Pandas is the defaqto library for data analysis in Python for good reason. It’s infinitely flexible, relatively performant and easy to learn. That said, quite a lot of what we, as data scientists and engineers do is trial and error and exploration.
This exploratative process can sometimes be a bit tedius. We create a dataframe; apply some filters; visualize the data using matplot lib or seaborn on an infinite loop until we know enough about the dataset we’re working with.
I have recently stumbled upon a GUI for Pandas, which makes all of this a little bit quicker and a little bit less tedious, as we can rapidly slice and dice our data as we please, without even writing a line of code.
To install it, you can simply type ‘pip3 install pandasgui’. If you get an error a little bit like the one below, make sure to first run ‘pip3 install –upgrade pip’. This should fix the issue.
Command "python setup.py egg_info" failed with error code 1 in /tmp/pip-install-dzdmy8xr/PyQt5/
Now, let’s get into it. Below, we create a dataframe just as we would do normally with Pandas, but instead of df.head() or something similar, we do show(df).

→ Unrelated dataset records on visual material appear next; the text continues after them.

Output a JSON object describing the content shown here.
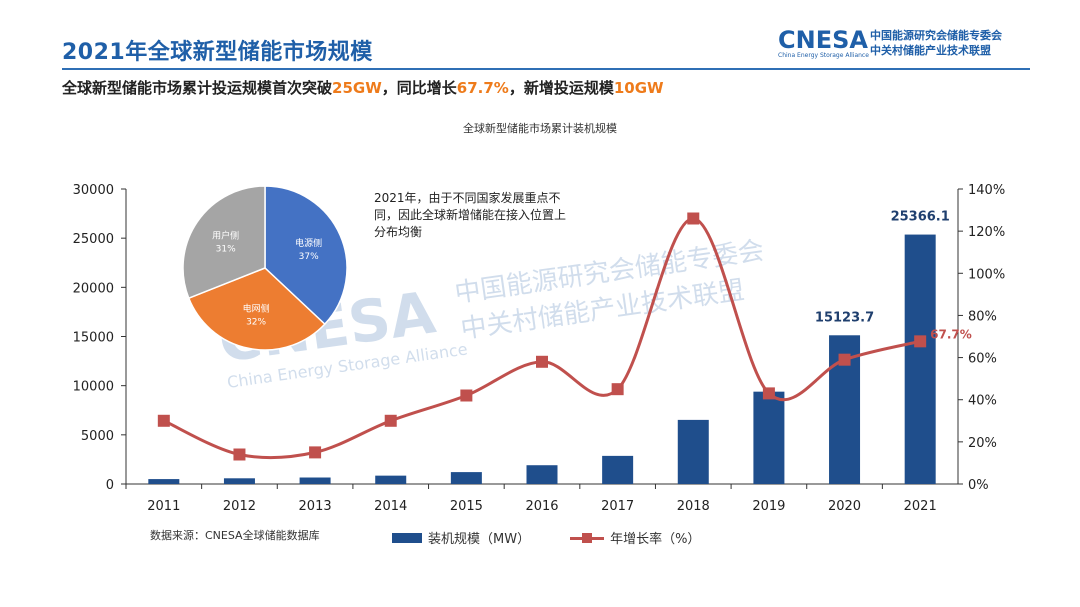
{
  "page": {
    "title": "2021年全球新型储能市场规模",
    "logo": {
      "main": "CNESA",
      "sub": "China Energy Storage Alliance",
      "cn_line1": "中国能源研究会储能专委会",
      "cn_line2": "中关村储能产业技术联盟"
    },
    "subtitle": {
      "p1": "全球新型储能市场累计投运规模首次突破",
      "v1": "25GW",
      "p2": "，同比增长",
      "v2": "67.7%",
      "p3": "，新增投运规模",
      "v3": "10GW"
    },
    "note": "2021年，由于不同国家发展重点不同，因此全球新增储能在接入位置上分布均衡",
    "source": "数据来源：CNESA全球储能数据库",
    "watermark": {
      "brand": "CNESA",
      "en": "China Energy Storage Alliance",
      "cn1": "中国能源研究会储能专委会",
      "cn2": "中关村储能产业技术联盟"
    }
  },
  "chart_data": [
    {
      "type": "bar",
      "title": "全球新型储能市场累计装机规模",
      "categories": [
        "2011",
        "2012",
        "2013",
        "2014",
        "2015",
        "2016",
        "2017",
        "2018",
        "2019",
        "2020",
        "2021"
      ],
      "series": [
        {
          "name": "装机规模（MW）",
          "axis": "left",
          "color": "#1f4e8c",
          "values": [
            500,
            580,
            660,
            850,
            1210,
            1910,
            2860,
            6520,
            9390,
            15123.7,
            25366.1
          ]
        },
        {
          "name": "年增长率（%）",
          "axis": "right",
          "type": "line",
          "color": "#c0504d",
          "values": [
            30,
            14,
            15,
            30,
            42,
            58,
            45,
            126,
            43,
            59,
            67.7
          ]
        }
      ],
      "data_labels": [
        {
          "category": "2020",
          "text": "15123.7"
        },
        {
          "category": "2021",
          "text": "25366.1"
        },
        {
          "category": "2021",
          "text": "67.7%"
        }
      ],
      "y_left": {
        "min": 0,
        "max": 30000,
        "ticks": [
          "0",
          "5000",
          "10000",
          "15000",
          "20000",
          "25000",
          "30000"
        ]
      },
      "y_right": {
        "min": 0,
        "max": 140,
        "ticks": [
          "0%",
          "20%",
          "40%",
          "60%",
          "80%",
          "100%",
          "120%",
          "140%"
        ]
      },
      "legend": [
        "装机规模（MW）",
        "年增长率（%）"
      ],
      "legend_position": "bottom"
    },
    {
      "type": "pie",
      "title": "",
      "slices": [
        {
          "label": "电源侧",
          "value": 37,
          "text": "37%",
          "color": "#4472c4"
        },
        {
          "label": "电网侧",
          "value": 32,
          "text": "32%",
          "color": "#ed7d31"
        },
        {
          "label": "用户侧",
          "value": 31,
          "text": "31%",
          "color": "#a5a5a5"
        }
      ]
    }
  ]
}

import pandas as pd from pandasgui import show df = pd.read_csv('/home/Datasets/diabetes2.csv') show(df)
This opens a new window like the below, which shows us our dataframe visually. I hear you, nothing new about this really, it looks pretty similar to showing the dataframe in a Jupyter notebook. But keep reading, this is better… much better.
What if then, I wanted to filter this dataset to show me only the records where pregnancies were equal to 3. We simply, head over to the filter tab and type ‘pregnancies == 3’ and that’s it – we’ve filtered the dataframe.
Now, we can inspect the dataframe to extract some key statistics from each field – the min, max, standard deviation etc… To do that, we just head over to the statistics tab – we see the below.
Now, the really valuable bit. The grapher tab gives us the ability to play around with different graph types and configurations to explore our data and understand what we are working with. It’s as simple as dragging the field we are interested in from the left pane to the right and clicking the ‘finish’ button.
The final thing, which is pretty cool is the reshaper. If you need to melt or pivot your dataframes, you can do that using this tab. It gives us the opportunity to trial a few things with our dataframes and make sure we have a good handle on the dataset & what we are working with before we try to ingest the data into a model.
Personally, I think this tool is really useful. Perhaps it isn’t a gamechanger, but it certainly does streamline the data exploration phase of our project.